19.03.2012 Sloppy focus on Ubuntu Unity
21.02.2012 TouchPlayer
  • Man I'm loving the HP WebOS Touchpad. I'll write up a proper blog entry about it, but if you're trying to get an application to play random AVI and WEBM videos on it, you'll need to install a third-party application. I installed TouchPlayer, which apparently is a build of mplayer. It wasn't exactly trivial, essentially because you need to use a host PC to do the whole process.
  • First, you enable "developer mode" on the Touchpad, which involves typing stuff into the tablet's search bar.
  • Next step, you run, on a host computer, something called "WebOS Quick Install". This is just a java archive you run doing "java -jar WebOSQuickInstall-4.4.0.jar". You can get it from [dl.dropbox.com]

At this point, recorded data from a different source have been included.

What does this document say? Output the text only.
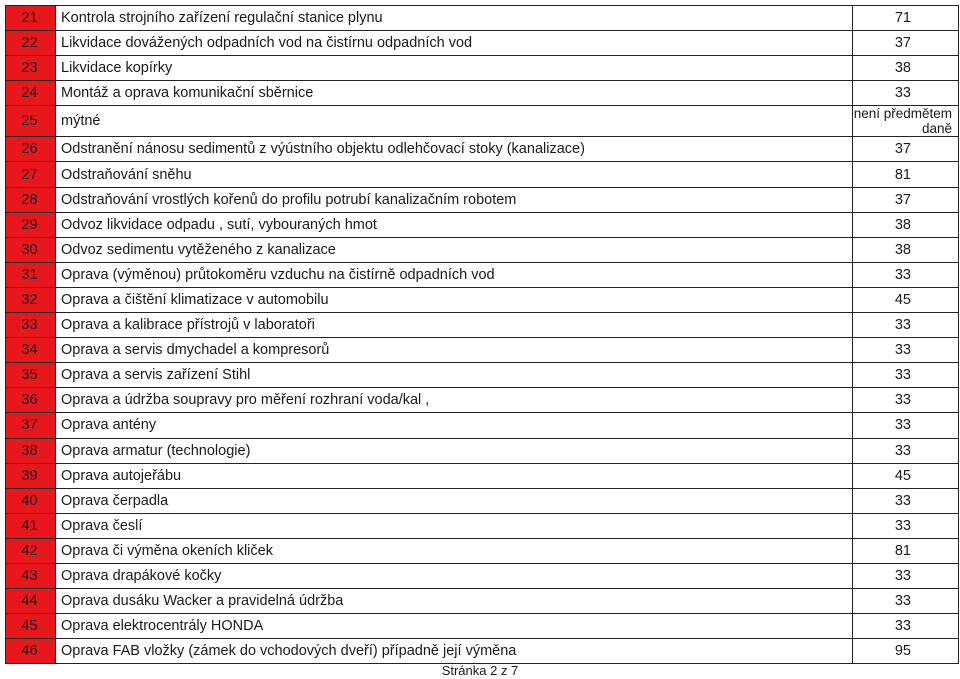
21	Kontrola strojního zařízení regulační stanice plynu	71
22	Likvidace dovážených odpadních vod na čistírnu odpadních vod	37
23	Likvidace kopírky	38
24	Montáž a oprava komunikační sběrnice	33
25	mýtné	není předmětem
daně

26	Odstranění nánosu sedimentů z výústního objektu odlehčovací stoky (kanalizace)	37
27	Odstraňování sněhu	81
28	Odstraňování vrostlých kořenů do profilu potrubí kanalizačním robotem	37
29	Odvoz likvidace odpadu , sutí, vybouraných hmot	38
30	Odvoz sedimentu vytěženého z kanalizace	38
31	Oprava (výměnou) průtokoměru vzduchu na čistírně odpadních vod	33
32	Oprava a čištění klimatizace v automobilu	45
33	Oprava a kalibrace přístrojů v laboratoři	33
34	Oprava a servis dmychadel a kompresorů	33
35	Oprava a servis zařízení Stihl	33
36	Oprava a údržba soupravy pro měření rozhraní voda/kal ,	33
37	Oprava antény	33
38	Oprava armatur (technologie)	33
39	Oprava autojeřábu	45
40	Oprava čerpadla	33
41	Oprava česlí	33
42	Oprava či výměna okeních kliček	81
43	Oprava drapákové kočky	33
44	Oprava dusáku Wacker a pravidelná údržba	33
45	Oprava elektrocentrály HONDA	33
46	Oprava FAB vložky (zámek do vchodových dveří) případně její výměna	95
Stránka 2 z 7
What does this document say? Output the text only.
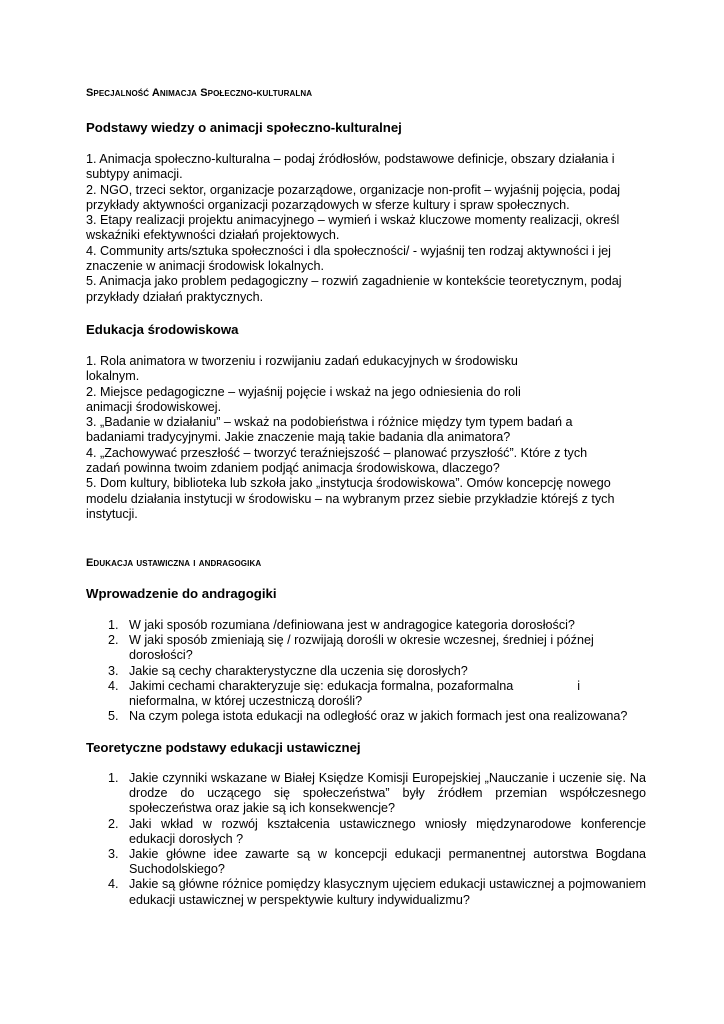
Specjalność Animacja Społeczno-kulturalna
Podstawy wiedzy o animacji społeczno-kulturalnej
1. Animacja społeczno-kulturalna – podaj źródłosłów, podstawowe definicje, obszary działania i subtypy animacji.
2. NGO, trzeci sektor, organizacje pozarządowe, organizacje non-profit – wyjaśnij pojęcia, podaj przykłady aktywności organizacji pozarządowych w sferze kultury i spraw społecznych.
3. Etapy realizacji projektu animacyjnego – wymień i wskaż kluczowe momenty realizacji, określ wskaźniki efektywności działań projektowych.
4. Community arts/sztuka społeczności i dla społeczności/ - wyjaśnij ten rodzaj aktywności i jej znaczenie w animacji środowisk lokalnych.
5. Animacja jako problem pedagogiczny – rozwiń zagadnienie w kontekście teoretycznym, podaj przykłady działań praktycznych.
Edukacja środowiskowa
1. Rola animatora w tworzeniu i rozwijaniu zadań edukacyjnych w środowisku lokalnym.
2. Miejsce pedagogiczne – wyjaśnij pojęcie i wskaż na jego odniesienia do roli animacji środowiskowej.
3. „Badanie w działaniu” – wskaż na podobieństwa i różnice między tym typem badań a badaniami tradycyjnymi. Jakie znaczenie mają takie badania dla animatora?
4. „Zachowywać przeszłość – tworzyć teraźniejszość – planować przyszłość”. Które z tych zadań powinna twoim zdaniem podjąć animacja środowiskowa, dlaczego?
5. Dom kultury, biblioteka lub szkoła jako „instytucja środowiskowa”. Omów koncepcję nowego modelu działania instytucji w środowisku – na wybranym przez siebie przykładzie którejś z tych instytucji.
Edukacja ustawiczna i andragogika
Wprowadzenie do andragogiki
1. W jaki sposób rozumiana /definiowana jest w andragogice kategoria dorosłości?
2. W jaki sposób zmieniają się / rozwijają dorośli w okresie wczesnej, średniej i późnej dorosłości?
3. Jakie są cechy charakterystyczne dla uczenia się dorosłych?
4. Jakimi cechami charakteryzuje się: edukacja formalna, pozaformalna	i
nieformalna, w której uczestniczą dorośli?
5. Na czym polega istota edukacji na odległość oraz w jakich formach jest ona realizowana?
Teoretyczne podstawy edukacji ustawicznej
1. Jakie czynniki wskazane w Białej Księdze Komisji Europejskiej „Nauczanie i uczenie się. Na drodze do uczącego się społeczeństwa” były źródłem przemian współczesnego społeczeństwa oraz jakie są ich konsekwencje?
2. Jaki wkład w rozwój kształcenia ustawicznego wniosły międzynarodowe konferencje edukacji dorosłych ?
3. Jakie główne idee zawarte są w koncepcji edukacji permanentnej autorstwa Bogdana Suchodolskiego?
4. Jakie są główne różnice pomiędzy klasycznym ujęciem edukacji ustawicznej a pojmowaniem edukacji ustawicznej w perspektywie kultury indywidualizmu?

  • Before running this for the first time, you need to install a "driver", which is called palm-novacom; you can download the .deb from [developer.palm.com] -- beware, it will run a daemon, which kind of freaks me out.
  • You can now connect the tablet to the computer. You now run WebOS Quick Install, which should detect your device fine. Now, click on a little networky icon, and select "Preware". This gets installed on the actual device. You can later use this on the actual Touchpad to install applications, and there are quite a few.

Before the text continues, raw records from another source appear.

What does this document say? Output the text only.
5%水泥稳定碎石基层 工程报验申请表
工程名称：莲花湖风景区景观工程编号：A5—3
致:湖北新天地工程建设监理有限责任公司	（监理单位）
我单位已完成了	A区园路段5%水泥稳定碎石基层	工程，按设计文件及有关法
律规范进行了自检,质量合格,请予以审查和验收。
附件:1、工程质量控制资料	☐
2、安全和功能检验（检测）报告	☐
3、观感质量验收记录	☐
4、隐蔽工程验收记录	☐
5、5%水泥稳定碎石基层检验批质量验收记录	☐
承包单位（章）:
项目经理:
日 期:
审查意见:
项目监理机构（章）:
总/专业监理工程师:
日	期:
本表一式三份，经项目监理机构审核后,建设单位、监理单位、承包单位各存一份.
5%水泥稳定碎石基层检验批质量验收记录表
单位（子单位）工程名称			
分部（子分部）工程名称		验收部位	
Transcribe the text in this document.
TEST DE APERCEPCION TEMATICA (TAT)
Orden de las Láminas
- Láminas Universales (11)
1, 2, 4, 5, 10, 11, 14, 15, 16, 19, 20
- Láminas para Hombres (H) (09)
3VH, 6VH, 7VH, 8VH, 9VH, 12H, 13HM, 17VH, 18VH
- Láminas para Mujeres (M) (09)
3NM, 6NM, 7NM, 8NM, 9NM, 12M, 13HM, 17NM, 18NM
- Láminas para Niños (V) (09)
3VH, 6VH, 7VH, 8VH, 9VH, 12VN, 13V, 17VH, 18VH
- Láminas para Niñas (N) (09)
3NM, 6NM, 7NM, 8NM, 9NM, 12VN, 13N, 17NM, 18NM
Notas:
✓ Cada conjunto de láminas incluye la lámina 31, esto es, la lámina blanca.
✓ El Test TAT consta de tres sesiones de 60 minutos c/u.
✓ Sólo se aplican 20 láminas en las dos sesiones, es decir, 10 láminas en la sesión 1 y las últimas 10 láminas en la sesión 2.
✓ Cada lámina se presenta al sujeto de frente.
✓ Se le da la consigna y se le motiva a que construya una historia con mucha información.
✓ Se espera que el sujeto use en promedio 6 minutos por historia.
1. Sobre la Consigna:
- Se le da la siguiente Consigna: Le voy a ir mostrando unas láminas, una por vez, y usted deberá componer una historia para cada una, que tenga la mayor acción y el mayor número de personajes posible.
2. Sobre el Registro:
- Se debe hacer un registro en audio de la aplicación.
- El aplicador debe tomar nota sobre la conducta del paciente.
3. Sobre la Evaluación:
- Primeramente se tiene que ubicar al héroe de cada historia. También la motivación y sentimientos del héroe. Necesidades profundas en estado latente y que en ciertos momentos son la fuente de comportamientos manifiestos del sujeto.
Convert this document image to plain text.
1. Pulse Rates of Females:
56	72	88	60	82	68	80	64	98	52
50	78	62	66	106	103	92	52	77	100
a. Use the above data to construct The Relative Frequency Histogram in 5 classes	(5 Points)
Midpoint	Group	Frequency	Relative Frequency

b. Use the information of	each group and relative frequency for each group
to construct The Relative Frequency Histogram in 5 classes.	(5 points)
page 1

  • Last stop! You then need to download two .ipk files and install them on the tablet through WebOS Quick Install. The first one is for the filemgr service, which should be installable through Preware, but which is currently 404ing -- no worries, a version is available from [code.google.com] Touchplayer itself is available as a download from [mobilecoder.touchpadhp.info] -- just install both ipks and you'll have it available on the device.
  • That's it -- disconnect and enjoy!
20.02.2012 Blobs
  • I just extracted Nvidia's driver source from Ubuntu's latest package and generated an ls -l on kernel/. It's interesting that it's a non-GPL'd kernel module, something which I know is both kinda rare and kinda controversial. The full list is at [pastebin.com] but the remarkable thing is this blob in the middle of it:
     [... dozens of 1-100K .c files]
     -rw-r--r-- 1 kiko mondo 13444768 2011-04-18 18:54 nv-kernel.o
12.02.2012 IcedTea and Banco do Brasil
  • I know that IcedTea really didn't /use/ to work with BB, forcing us to install Sun Java, and yes, even the bank says that at [seg.bb.com.br] but while it is true that in Chromium it doesn't appear to work, if you run Firefox in Oneiric it works exactly as you'd expect it to. Yay!

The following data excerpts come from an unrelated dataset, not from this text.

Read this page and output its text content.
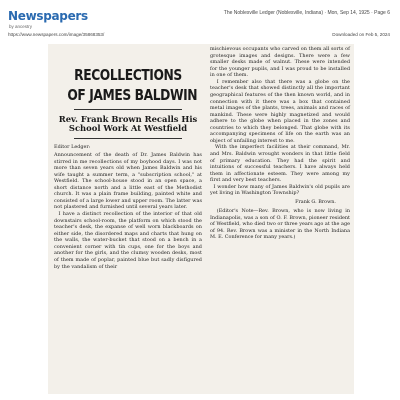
Newspapers
by ancestry
The Noblesville Ledger (Noblesville, Indiana) · Mon, Sep 14, 1925 · Page 6
https://www.newspapers.com/image/35868353/	Downloaded on Feb 5, 2024
RECOLLECTIONS
OF JAMES BALDWIN
Rev. Frank Brown Recalls His School Work At Westfield
Editor Ledger:

Announcement of the death of Dr. James Baldwin has stirred in me recollections of my boyhood days. I was not more than seven years old when James Baldwin and his wife taught a summer term, a "subscription school," at Westfield. The school-house stood in an open space, a short distance north and a little east of the Methodist church. It was a plain frame building, painted white and consisted of a large lower and upper room. The latter was not plastered and furnished until several years later.
I have a distinct recollection of the interior of that old downstairs school-room, the platform on which stood the teacher's desk, the expanse of well worn blackboards on either side, the disordered maps and charts that hung on the walls, the water-bucket that stood on a bench in a convenient corner with tin cups, one for the boys and another for the girls, and the clumsy wooden desks, most of them made of poplar, painted blue but sadly disfigured by the vandalism of their

mischievous occupants who carved on them all sorts of grotesque images and designs. There were a few smaller desks made of walnut. These were intended for the younger pupils, and I was proud to be installed in one of them.
I remember also that there was a globe on the teacher's desk that showed distinctly all the important geographical features of the then known world, and in connection with it there was a box that contained metal images of the plants, trees, animals and races of mankind. These were highly magnetized and would adhere to the globe when placed in the zones and countries to which they belonged. That globe with its accompanying specimens of life on the earth was an object of unfailing interest to me.
With the imperfect facilities at their command, Mr. and Mrs. Baldwin wrought wonders in that little field of primary education. They had the spirit and intuitions of successful teachers. I have always held them in affectionate esteem. They were among my first and very best teachers.
I wonder how many of James Baldwin's old pupils are yet living in Washington Township?

Frank G. Brown.

(Editor's Note—Rev. Brown, who is now living in Indianapolis, was a son of O. F. Brown, pioneer resident of Westfield, who died two or three years ago at the age of 94. Rev. Brown was a minister in the North Indiana M. E. Conference for many years.)
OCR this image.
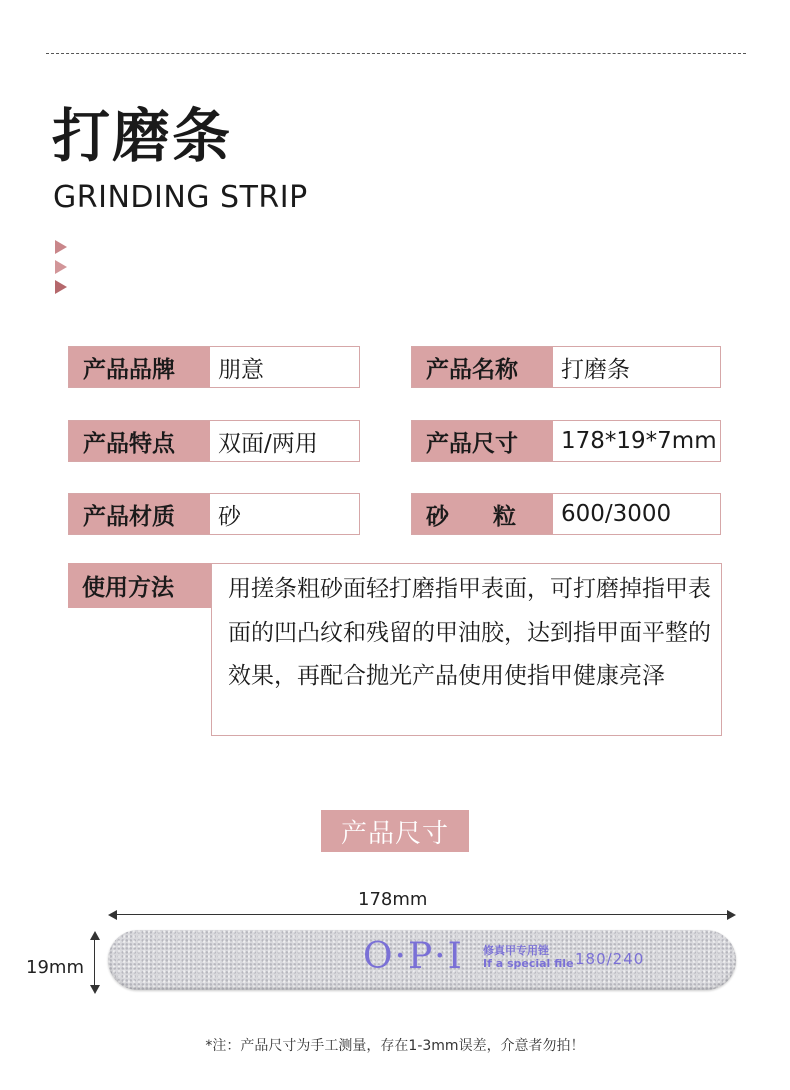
打磨条
GRINDING STRIP
产品品牌	朋意	产品名称	打磨条
产品特点	双面/两用	产品尺寸	178*19*7mm
产品材质	砂	砂粒 600/3000
使用方法	用搓条粗砂面轻打磨指甲表面，可打磨掉指甲表面的凹凸纹和残留的甲油胶，达到指甲面平整的效果，再配合抛光产品使用使指甲健康亮泽
产品尺寸
178mm
19mm	O·P·I 修真甲专用锉
If a special file 180/240
*注：产品尺寸为手工测量，存在1-3mm误差，介意者勿拍！
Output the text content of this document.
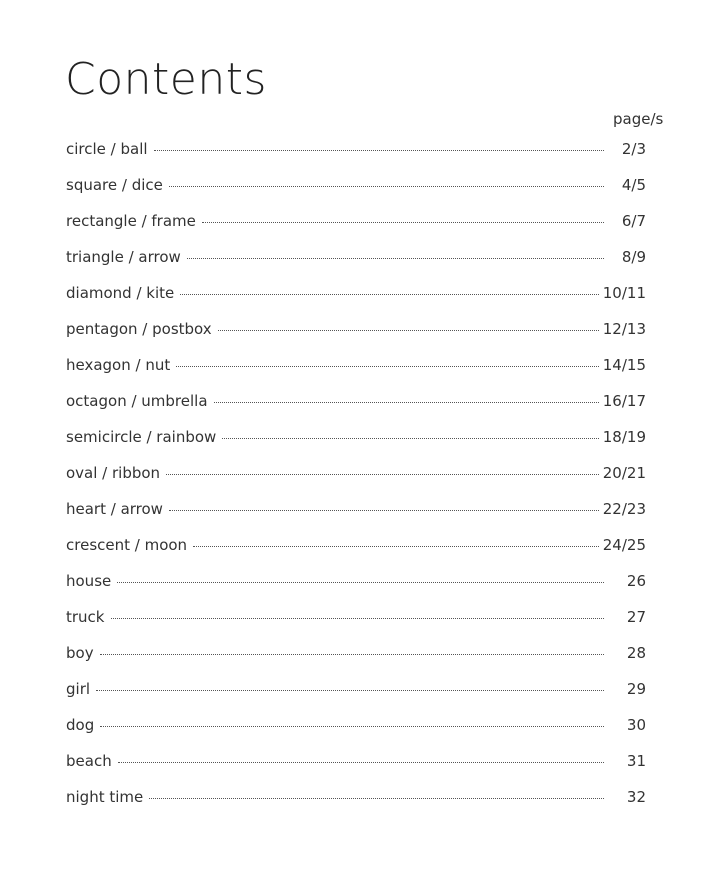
Contents
page/s
circle / ball	2/3
square / dice	4/5
rectangle / frame	6/7
triangle / arrow	8/9
diamond / kite	10/11
pentagon / postbox	12/13
hexagon / nut	14/15
octagon / umbrella	16/17
semicircle / rainbow	18/19
oval / ribbon	20/21
heart / arrow	22/23
crescent / moon	24/25
house	26
truck	27
boy	28
girl	29
dog	30
beach	31
night time	32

29.01.2012 Google Talk IPs
  • 74.125.93.127, 74.125.93.126 for the actual STUN and UDP media traffic
  • 74.125.93.102 for the HTTPS traffic.
23.01.2012 Randomness
  • Installed today a new front tire on my Felt F2C, a Schwalbe Durano Plus; let's see how long it will last. The last one, a Specialized All Condition tire, is my current favorite, but I got a nasty sidewall cut in it with practically new thread that kind of miffed me.
  • I did a TV interview today about the educational work we're doing with cyclists and drivers in São Carlos: [eptv.globo.com]
  • Also posted a reply to a rather misleading analysis of the effects of open source on the market, this time directed at Stoq, who the poster says is "killing commercial sales-focused ERP software" -- I do wish that part was right, though! [www.guiadopc.com.br]
  • Fixed my diNovo Edge keyboard again on Oneiric (and chattr +i'd the udev rules file to stop it from breaking!) as per [ubuntuforums.org]
  • Where did my panel volume control go? Well, actually, in 11.04 and onwards, the volume control is now provided by an indicator applet, so what's you're really missing is the indicator applet! Just add it back and be happy.
  • Need to replace your PowerTap bearings? Check out [www.youtube.com]
13.01.2012 Happy New Year
  • The random changes over the new year bring me a few new bits of wisdom. I'm doing the finishing touches on a migration from a 32-bit Lucid on an X61 to an amd64 Oneiric on my mom's new X220 with SSD. She's not sure she likes it yet, but I'm trying hard so she does!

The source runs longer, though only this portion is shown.